Face à une crise climatique qui s'intensifie, la communauté scientifique et les décideurs recherchent fébrilement des méthodes efficaces pour réduire la concentration de dioxyde de carbone (CO2) dans l'atmosphère. Outre la réduction nécessaire et drastique des émissions de gaz à effet de serre, il devient de plus en plus clair que des technologies pour éliminer activement le CO2 déjà présent dans l'air seront également nécessaires. Dans ce contexte, une approche innovante qui exploite la puissance de la nature, soutenue par la science moderne, attire de plus en plus l'attention : les cultures agricoles génétiquement améliorées.

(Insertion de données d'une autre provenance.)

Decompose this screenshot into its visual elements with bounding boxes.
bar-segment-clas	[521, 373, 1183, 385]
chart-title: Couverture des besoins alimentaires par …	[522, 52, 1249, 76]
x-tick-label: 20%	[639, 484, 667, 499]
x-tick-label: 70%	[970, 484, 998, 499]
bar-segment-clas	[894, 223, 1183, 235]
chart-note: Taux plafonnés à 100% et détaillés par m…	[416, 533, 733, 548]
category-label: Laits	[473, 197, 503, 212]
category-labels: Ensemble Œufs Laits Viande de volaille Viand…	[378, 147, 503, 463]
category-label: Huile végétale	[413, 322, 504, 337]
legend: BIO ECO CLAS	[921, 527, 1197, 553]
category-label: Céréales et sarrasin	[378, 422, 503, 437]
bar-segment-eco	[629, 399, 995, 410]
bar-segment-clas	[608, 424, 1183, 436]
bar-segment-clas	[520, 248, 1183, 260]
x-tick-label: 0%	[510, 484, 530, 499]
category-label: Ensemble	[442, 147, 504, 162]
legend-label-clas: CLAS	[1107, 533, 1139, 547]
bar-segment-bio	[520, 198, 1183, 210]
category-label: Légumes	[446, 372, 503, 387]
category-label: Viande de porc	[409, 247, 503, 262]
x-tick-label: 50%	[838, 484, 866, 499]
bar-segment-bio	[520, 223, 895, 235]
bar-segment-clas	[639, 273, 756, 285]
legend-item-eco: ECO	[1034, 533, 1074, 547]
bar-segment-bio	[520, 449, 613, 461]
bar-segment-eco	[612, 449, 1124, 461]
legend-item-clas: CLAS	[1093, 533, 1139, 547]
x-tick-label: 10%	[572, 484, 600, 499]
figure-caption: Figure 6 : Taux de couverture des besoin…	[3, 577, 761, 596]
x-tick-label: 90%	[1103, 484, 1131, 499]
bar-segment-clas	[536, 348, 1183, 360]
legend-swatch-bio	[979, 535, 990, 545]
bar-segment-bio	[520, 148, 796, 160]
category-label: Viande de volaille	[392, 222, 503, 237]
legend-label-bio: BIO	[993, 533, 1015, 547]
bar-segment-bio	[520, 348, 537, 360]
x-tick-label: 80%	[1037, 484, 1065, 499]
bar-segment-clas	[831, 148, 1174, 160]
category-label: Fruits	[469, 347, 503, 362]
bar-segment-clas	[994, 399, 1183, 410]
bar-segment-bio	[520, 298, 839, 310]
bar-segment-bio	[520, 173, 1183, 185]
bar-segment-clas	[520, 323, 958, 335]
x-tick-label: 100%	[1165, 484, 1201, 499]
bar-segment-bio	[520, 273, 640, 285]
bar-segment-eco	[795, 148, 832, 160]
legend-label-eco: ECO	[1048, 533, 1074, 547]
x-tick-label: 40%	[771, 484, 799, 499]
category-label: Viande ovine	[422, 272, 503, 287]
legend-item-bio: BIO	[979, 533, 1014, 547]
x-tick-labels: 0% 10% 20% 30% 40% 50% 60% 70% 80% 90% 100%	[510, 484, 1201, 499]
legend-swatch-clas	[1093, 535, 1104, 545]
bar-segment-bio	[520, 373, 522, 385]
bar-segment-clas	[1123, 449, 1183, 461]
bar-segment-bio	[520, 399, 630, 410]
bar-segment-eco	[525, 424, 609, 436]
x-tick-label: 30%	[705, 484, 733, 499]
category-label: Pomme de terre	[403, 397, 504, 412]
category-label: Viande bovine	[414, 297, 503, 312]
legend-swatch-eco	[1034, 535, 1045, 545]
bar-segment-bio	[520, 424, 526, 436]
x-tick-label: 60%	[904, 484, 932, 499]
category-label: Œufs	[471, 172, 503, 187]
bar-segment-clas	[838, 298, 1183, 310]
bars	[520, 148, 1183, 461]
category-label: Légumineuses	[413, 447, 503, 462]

Des chercheurs de la prestigieuse Université de Californie à San Diego (UC San Diego), plus précisément de l'Institut d'océanographie Scripps et de l'École de politique et de stratégie mondiales (GPS), ont présenté une étude suggérant que les plantes dotées de systèmes racinaires génétiquement améliorés et considérablement élargis représentent une stratégie réalisable et puissante pour extraire d'énormes quantités de dioxyde de carbone de l'atmosphère et le stocker à long terme dans le sol. Cette méthode agricole pourrait être un élément clé de la solution pour atteindre des émissions négatives, nécessaires à la stabilisation du climat.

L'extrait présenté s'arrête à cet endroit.